In kindergarten, my teacher would ask us to bring a wrapped gift from our parents to put under a tree so during our last class before Christmas, one of the staff members could dress up as Santa Claus and give it back to us as presents. It was the most wonderful time of the year. Technically, it’s a present from me, for me and yet it felt unbelievably amazing. But can every child have that?
I have parents that took the time and spent the money to buy me a present and wrap it perfectly just so I could have something to be surprised about on a day that I don’t even celebrate. Can everyone do that? Can everyone afford to do that?
This year, my best friend and I have decided to start a tradition. We love the idea of Christmas and presents. So we set a common budget and said, “We will meet on the 25th and exchange gifts. It is definitely going to be so much fun.” The day is drawing close and I’m starting to have second thoughts. There’s nothing we’re going to buy that the other cannot afford now or at any other time during the year. There’s nothing we really want that we can’t live without.

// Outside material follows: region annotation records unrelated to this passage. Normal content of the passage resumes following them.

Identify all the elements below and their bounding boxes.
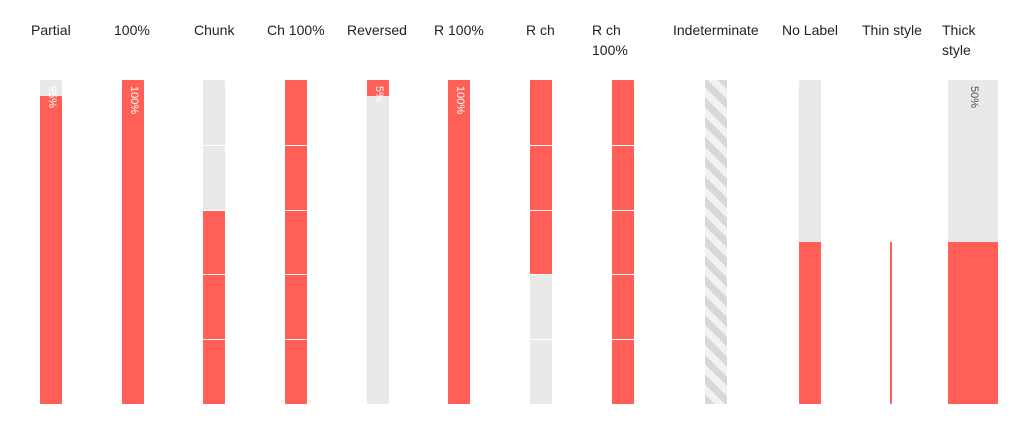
progress-fill — [612, 80, 634, 404]
progress-label-100: 100% — [114, 22, 150, 38]
progress-bar-reversed: 5% — [367, 80, 389, 404]
chunk-separator — [612, 209, 634, 211]
progress-value-text: 5% — [373, 86, 385, 102]
progress-value-text: 95% — [46, 86, 58, 109]
progress-bar-partial: 95% — [40, 80, 62, 404]
progress-bar-r-ch-100 — [612, 80, 634, 404]
chunk-separator — [203, 274, 225, 276]
chunk-separator — [285, 339, 307, 341]
progress-label-partial: Partial — [31, 22, 71, 38]
progress-bar-thin-style — [890, 80, 892, 404]
chunk-separator — [285, 144, 307, 146]
progress-label-thick-style: Thick style — [942, 22, 976, 58]
chunk-separator — [612, 339, 634, 341]
progress-fill — [367, 80, 389, 97]
progress-bar-r-ch — [530, 80, 552, 404]
chunk-separator — [203, 209, 225, 211]
progress-value-text: 100% — [454, 86, 466, 115]
progress-bar-no-label — [799, 80, 821, 404]
progress-bar-ch-100 — [285, 80, 307, 404]
chunk-separator — [612, 144, 634, 146]
progress-label-thin-style: Thin style — [862, 22, 922, 38]
chunk-separator — [285, 209, 307, 211]
chunk-separator — [285, 274, 307, 276]
progress-fill — [203, 209, 225, 404]
indeterminate-stripes — [705, 80, 727, 404]
progress-fill — [890, 242, 892, 404]
progress-label-reversed: Reversed — [347, 22, 407, 38]
progress-value-text: 100% — [128, 86, 140, 115]
progress-label-r-ch-100: R ch 100% — [592, 22, 628, 58]
progress-bar-thick-style: 50% — [948, 80, 998, 404]
progress-value-text: 50% — [968, 86, 980, 109]
progress-fill — [285, 80, 307, 404]
progress-bar-100: 100% — [122, 80, 144, 404]
progress-fill — [122, 80, 144, 404]
chunk-separator — [203, 144, 225, 146]
chunk-separator — [203, 339, 225, 341]
progress-label-r-ch: R ch — [526, 22, 555, 38]
progress-label-no-label: No Label — [782, 22, 839, 38]
progress-fill — [448, 80, 470, 404]
progress-label-chunk: Chunk — [194, 22, 235, 38]
progress-bar-r-100: 100% — [448, 80, 470, 404]
progress-bar-chunk — [203, 80, 225, 404]
chunk-separator — [530, 209, 552, 211]
progress-bar-indeterminate — [705, 80, 727, 404]
chunk-separator — [530, 274, 552, 276]
progress-label-r-100: R 100% — [434, 22, 484, 38]
chunk-separator — [612, 274, 634, 276]
progress-fill — [40, 96, 62, 404]
progress-fill — [948, 242, 998, 404]
progress-label-indeterminate: Indeterminate — [673, 22, 759, 38]
progress-fill — [799, 242, 821, 404]
chunk-separator — [530, 339, 552, 341]
chunk-separator — [530, 144, 552, 146]
progress-fill — [530, 80, 552, 275]
progress-label-ch-100: Ch 100% — [267, 22, 325, 38]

You see, we live pretty content lives, materialistically speaking. So what is the point of starting something like this? What is it that the two of us crave but can’t have right now? And then.. I had a light bulb moment.
Happiness. We are both going through a very difficult and trying time. It is a struggle to get through the day and we would love it if, just for a few minutes, we could feel undisturbed happiness. But how do we give each other that?
I called her. I explained what I believe should be done on that day and she agreed without hesitation. So here’s the thing.
This year, my best friend and I have decided to start a tradition. We love the idea of Christmas and presents. Just like so many other kids in my city that actually celebrate the holiday but can’t afford to buy presents. So we set a common budget and said, “We will meet on the 25th and go to the closest orphanage or homeless shelter and give them gifts. It is definitely going to be so much fun.” The day is drawing close and I’m starting to feel excited. These are kids without parents, without families. All they have is each other and there’s not much they can give to each other but love and though that is better than any material ever, a little Christmas miracle never hurt anybody. So we want to give them something they can enjoy. It doesn’t have to be big or expensive. It just has to make them happy.
Because the only way you can ever give happiness to yourself is by giving it to another.
It may sound selfish but there’s nothing wrong in feeling good as long as you know that the reason you did what you did was for the other person and not for yourself. So here’s what I think – When you look at it from a distance, there’s more to the tiny little things that surround this day, more lessons, more joy than what it has become. And when I think of Santa, I think it’s what he intended to do. This was Santa Claus’ Theory :
He’ll teach the kids to be nice all through the year by tempting them with a reward. He’ll teach them to appreciate the people in their lives. He’ll help them understand the next person’s needs so they can buy exactly that for a present. He’ll show them the art of happiness – not because of what you have as your present but because you watch the other person smile at what you’ve gotten for them. He’ll let the family create a lifetime of traditions.
Like I want to create with you. So let’s do this – you and me. Our little Christmas tradition to be done year after year, for as long as we live.
When you’re shopping for presents, buy a little something else. Can even be a bag of chocolates. Drop it off at the closest homeless shelter on Christmas day. If you’re feeling up to it, walk in and hand them to the people there. It’ll be our little thing every year. It’s not expensive, it’s not mighty but it’s a memory. For you, for me and for them. And I’ve always said, a memory is the most priced possession you can ever have.